When the Torah describes the count of the tribe of Levi, at the onset of this week’s reading, it uses the expression “raise the head of the tribe of Levi.” At first glance this is a strange way of to present the matter. The Torah should say directly, “count the tribe of Levi.” By using the expression “raise the head” the Torah communicates to us a subtle but vital lesson. And that is that pure numbers by themselves are insufficient when we wish to appreciate the value of tribes, groups, or individuals. For if that group or individual does not have a sense of pride, a sense of mission and purpose, then numbers alone, in the long run, are almost worthless.
The Levites were assigned a special role in Jewish society and temple service. The were also to be the teachers of Israel and, perhaps just as importantly, the role models for Jewish generations and public service. It is no accident of random choice that the greatest public servant the world has ever known, our teacher Moshe, was a Levite. Because, unless leadership feels the impetus of mission and exalted responsibility upon itself, it can never achieve the fulfilment of its assigned task.
This can only be accomplished by raising one’s head, by having a sense of pride and self-worth and an individual commitment to excellence in the performance of one’s duties and obligations, be they personal or societal. By using the phrase, “raise the head,” the Torah emphasizes to us the correct and eternal way of assessing human numbers and accomplishments.
Modesty and humility are necessary traits for all of us and they are extremely necessary for those who find themselves in positions of public leadership, spiritual guidance, and education. Yet, in this these areas of human character, like in all other areas of thought and behavior, a proper sense of balance is required. Our teacher Moshe is the most humble and self-effacing of all human beings, yet he realizes that he is Moshe, that his face shines with Godly eternity and that upon him lies the responsibility for preserving the Jewish people and their loyalty to Torah. Therefore, his head is raised while at the same time his inner self retains the humility that characterizes his nature. This is a very delicate balancing act and many a potentially great leader has failed because of an excess of pride, on one hand, and meekness on the other.

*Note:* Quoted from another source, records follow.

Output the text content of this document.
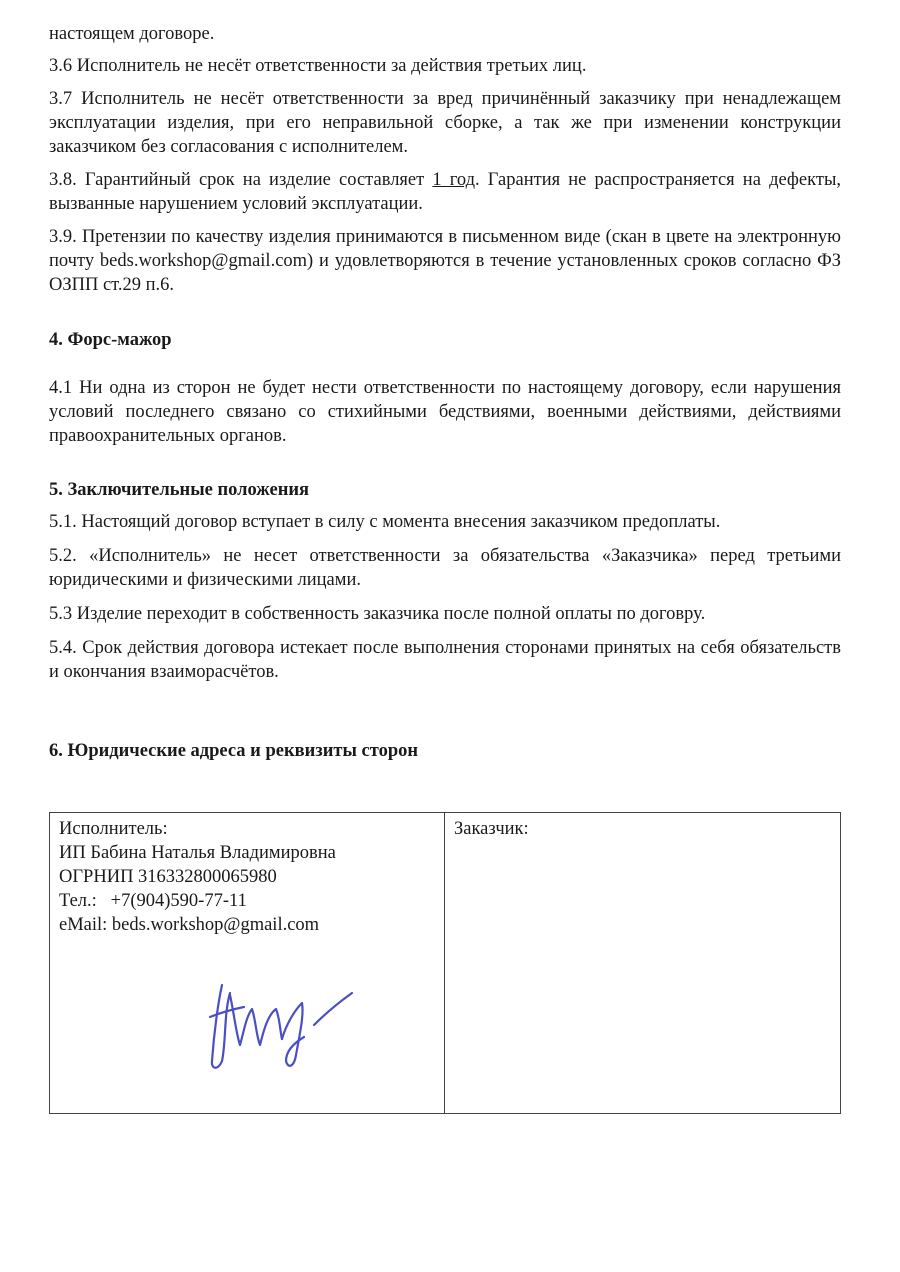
настоящем договоре.

3.6 Исполнитель не несёт ответственности за действия третьих лиц.

3.7 Исполнитель не несёт ответственности за вред причинённый заказчику при ненадлежащем эксплуатации изделия, при его неправильной сборке, а так же при изменении конструкции заказчиком без согласования с исполнителем.

3.8. Гарантийный срок на изделие составляет 1 год. Гарантия не распространяется на дефекты, вызванные нарушением условий эксплуатации.

3.9. Претензии по качеству изделия принимаются в письменном виде (скан в цвете на электронную почту beds.workshop@gmail.com) и удовлетворяются в течение установленных сроков согласно ФЗ ОЗПП ст.29 п.6.

4. Форс-мажор

4.1 Ни одна из сторон не будет нести ответственности по настоящему договору, если нарушения условий последнего связано со стихийными бедствиями, военными действиями, действиями правоохранительных органов.

5. Заключительные положения

5.1. Настоящий договор вступает в силу с момента внесения заказчиком предоплаты.

5.2. «Исполнитель» не несет ответственности за обязательства «Заказчика» перед третьими юридическими и физическими лицами.

5.3 Изделие переходит в собственность заказчика после полной оплаты по договру.

5.4. Срок действия договора истекает после выполнения сторонами принятых на себя обязательств и окончания взаиморасчётов.

6. Юридические адреса и реквизиты сторон

Исполнитель:
ИП Бабина Наталья Владимировна
ОГРНИП 316332800065980
Тел.:   +7(904)590-77-11
eMail: beds.workshop@gmail.com
Заказчик:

We find for instance that King Saul was reprimanded by the prophet Samuel for being overly modest and therefore weak in his response to public pressure. The prophet said to him, “You may be small in your own eyes, but you are the head and leader of the tribes of Israel.” Throughout history all of us, and especially those that find themselves in roles of familial, social, educational, and religious leadership are challenged by this exquisite balancing act – how to have a humble heart and a raised head at one and the same time, a demand that the Torah places upon us.